Após uma reunião entre diplomatas brasileiros e espanhóis em Madri, ambos os países decidiram "estabelecer um sistema de comunicação especial e ágil, através de um procedimento de 'linha direta' entre as autoridades consulares e competentes em assuntos de fronteira".

- Damos a crise por superada, mas é preciso manter dos dois lados a atenção e a vigilância para que não se repitam episódios como os que causaram esta última crise - disse o subsecretário-geral de Comunidades Brasileiras no Exterior, embaixador Oto Agripino Maia, à televisão espanhola.

A reunião em Madri foi decorrente da queixa do Brasil pelo número de brasileiros deportados da Espanha. No início de março, o governo manifestou seu "desagrado" após dezenas de brasileiros terem sido impedidos de entrar no país europeu e respondeu rejeitando o ingresso de alguns espanhóis dias depois.

- Em respeito à situação dos inadmitidos, ambas as partes consideraram as condições referentes à assistência jurídica, manutenção, higiene, comunicações e acesso à bagagem - diz a nota, sem detalhar medidas a serem adotadas.

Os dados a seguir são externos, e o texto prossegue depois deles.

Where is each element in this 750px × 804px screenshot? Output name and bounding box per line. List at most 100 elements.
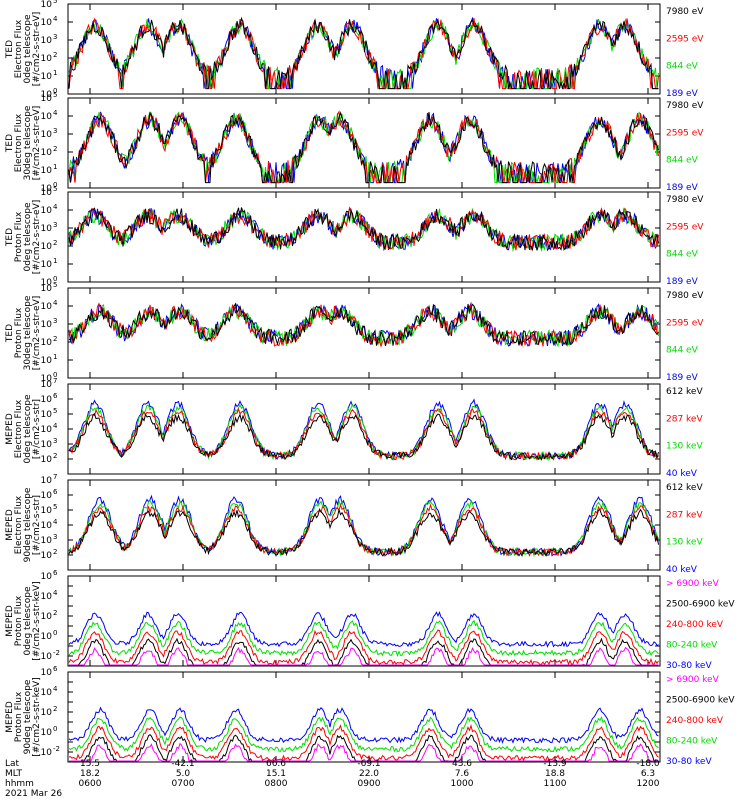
y-tick-label: 10 — [41, 284, 53, 294]
y-tick-label: 10 — [41, 302, 53, 312]
y-tick-label-exponent: 1 — [53, 163, 57, 171]
x-tick-label-mlt: 18.8 — [545, 769, 565, 779]
y-axis-label-line: Electron Flux — [14, 399, 24, 458]
y-tick-label: 10 — [41, 148, 53, 158]
y-axis-label-line: Electron Flux — [14, 113, 24, 172]
legend-240-800-kev: 240-800 keV — [666, 620, 724, 630]
legend-844-ev: 844 eV — [666, 346, 699, 356]
series-line — [68, 16, 659, 90]
y-tick-label-exponent: 2 — [53, 452, 57, 460]
y-axis-label-line: [#/cm2-s-str-keV] — [32, 581, 42, 660]
y-tick-label-exponent: 5 — [53, 185, 57, 193]
y-axis-label-line: [#/cm2-s-str-keV] — [32, 677, 42, 756]
y-tick-label-exponent: 0 — [53, 629, 57, 637]
legend--6900-kev: > 6900 keV — [666, 579, 720, 589]
y-tick-label: 10 — [41, 224, 53, 234]
y-tick-label: 10 — [41, 668, 53, 678]
y-axis-label-line: 0deg telescope — [23, 14, 33, 84]
y-axis-label-line: 0deg telescope — [23, 586, 33, 656]
y-tick-label-exponent: 0 — [53, 87, 57, 95]
y-axis-label-line: TED — [5, 40, 15, 59]
y-tick-label: 10 — [41, 592, 53, 602]
traces — [68, 16, 659, 90]
y-tick-label-exponent: 3 — [53, 33, 57, 41]
y-tick-label: 10 — [41, 455, 53, 465]
series-line — [69, 742, 659, 762]
x-tick-label-lat: 15.5 — [80, 759, 100, 769]
y-axis-label-line: TED — [5, 134, 15, 153]
legend-844-ev: 844 eV — [666, 62, 699, 72]
y-tick-label: 10 — [41, 320, 53, 330]
y-axis-label-line: 0deg telescope — [23, 394, 33, 464]
y-tick-label: 10 — [41, 54, 53, 64]
y-tick-label-exponent: 2 — [53, 548, 57, 556]
y-tick-label-exponent: 6 — [53, 488, 58, 496]
legend-287-kev: 287 keV — [666, 414, 703, 424]
legend-189-ev: 189 eV — [666, 89, 699, 99]
y-tick-label: 10 — [41, 278, 53, 288]
y-tick-label-exponent: 3 — [53, 221, 57, 229]
y-tick-label-exponent: 5 — [53, 503, 57, 511]
y-tick-label: 10 — [41, 506, 53, 516]
legend-7980-ev: 7980 eV — [666, 101, 704, 111]
legend-30-80-kev: 30-80 keV — [666, 661, 712, 671]
x-tick-label-mlt: 22.0 — [359, 769, 379, 779]
y-tick-label: 10 — [41, 491, 53, 501]
x-tick-label-hhmm: 1200 — [637, 779, 660, 789]
legend-2500-6900-kev: 2500-6900 keV — [666, 600, 735, 610]
legend-189-ev: 189 eV — [666, 277, 699, 287]
x-tick-label-hhmm: 0600 — [79, 779, 102, 789]
y-tick-label-exponent: 2 — [53, 239, 57, 247]
y-axis-label-line: [#/cm2-s-str-eV] — [32, 200, 42, 275]
x-tick-label-mlt: 6.3 — [641, 769, 655, 779]
y-tick-label-exponent: 4 — [53, 518, 58, 526]
x-tick-label-lat: 66.6 — [266, 759, 286, 769]
x-tick-label-mlt: 5.0 — [176, 769, 191, 779]
series-line — [68, 111, 659, 184]
y-axis-label-line: TED — [5, 228, 15, 247]
y-tick-label: 10 — [41, 206, 53, 216]
y-tick-label-exponent: 1 — [53, 353, 57, 361]
panel-frame — [67, 479, 661, 571]
series-line — [68, 110, 659, 184]
legend-844-ev: 844 eV — [666, 156, 699, 166]
series-line — [68, 207, 659, 252]
legend-2595-ev: 2595 eV — [666, 222, 704, 232]
y-tick-label: 10 — [41, 166, 53, 176]
x-tick-label-hhmm: 0700 — [172, 779, 195, 789]
y-axis-label-line: 0deg telescope — [23, 202, 33, 272]
y-tick-label: 10 — [41, 242, 53, 252]
y-tick-label: 10 — [41, 36, 53, 46]
y-tick-label-exponent: 7 — [53, 377, 57, 385]
x-tick-label-lat: -69.1 — [357, 759, 380, 769]
y-tick-label: 10 — [41, 440, 53, 450]
y-axis-label-line: Electron Flux — [14, 495, 24, 554]
series-line — [68, 610, 659, 648]
series-line — [68, 723, 659, 762]
legend-130-kev: 130 keV — [666, 538, 703, 548]
y-tick-label-exponent: 4 — [53, 685, 58, 693]
y-tick-label-exponent: 0 — [53, 371, 57, 379]
panel-frame — [67, 383, 661, 475]
y-tick-label: 10 — [41, 184, 53, 194]
series-line — [68, 507, 659, 558]
y-tick-label-exponent: 3 — [53, 437, 57, 445]
legend-189-ev: 189 eV — [666, 183, 699, 193]
series-line — [68, 706, 659, 744]
y-tick-label: 10 — [41, 476, 53, 486]
y-tick-label-exponent: 4 — [53, 589, 58, 597]
y-axis-label-line: [#/cm2-s-str-eV] — [32, 106, 42, 181]
y-tick-label: 10 — [41, 260, 53, 270]
y-tick-label-exponent: 6 — [53, 665, 58, 673]
x-tick-label-hhmm: 0800 — [265, 779, 288, 789]
traces — [68, 110, 659, 184]
legend-240-800-kev: 240-800 keV — [666, 716, 724, 726]
y-tick-label-exponent: 4 — [53, 15, 58, 23]
x-tick-label-lat: -18.0 — [636, 759, 660, 769]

Os diplomatas brasileiros e espanhóis se comprometeram a fazer gestões para a instalação de caixas automáticos na área de controle migratório e admitiram a possibilidade de que pessoas barradas possam comprar bilhetes de volta a seu país na companhia aérea que desejem.

Outros pontos definidos foram uma maior divulgação dos requisitos legais de entrada nos dois países, reuniões periódicas entre autoridades migratórias e consulares e reforço da cooperação policial em migração, com a possibilidade de que policiais dos dois países trabalhem conjuntamente nos locais de acesso de viajantes.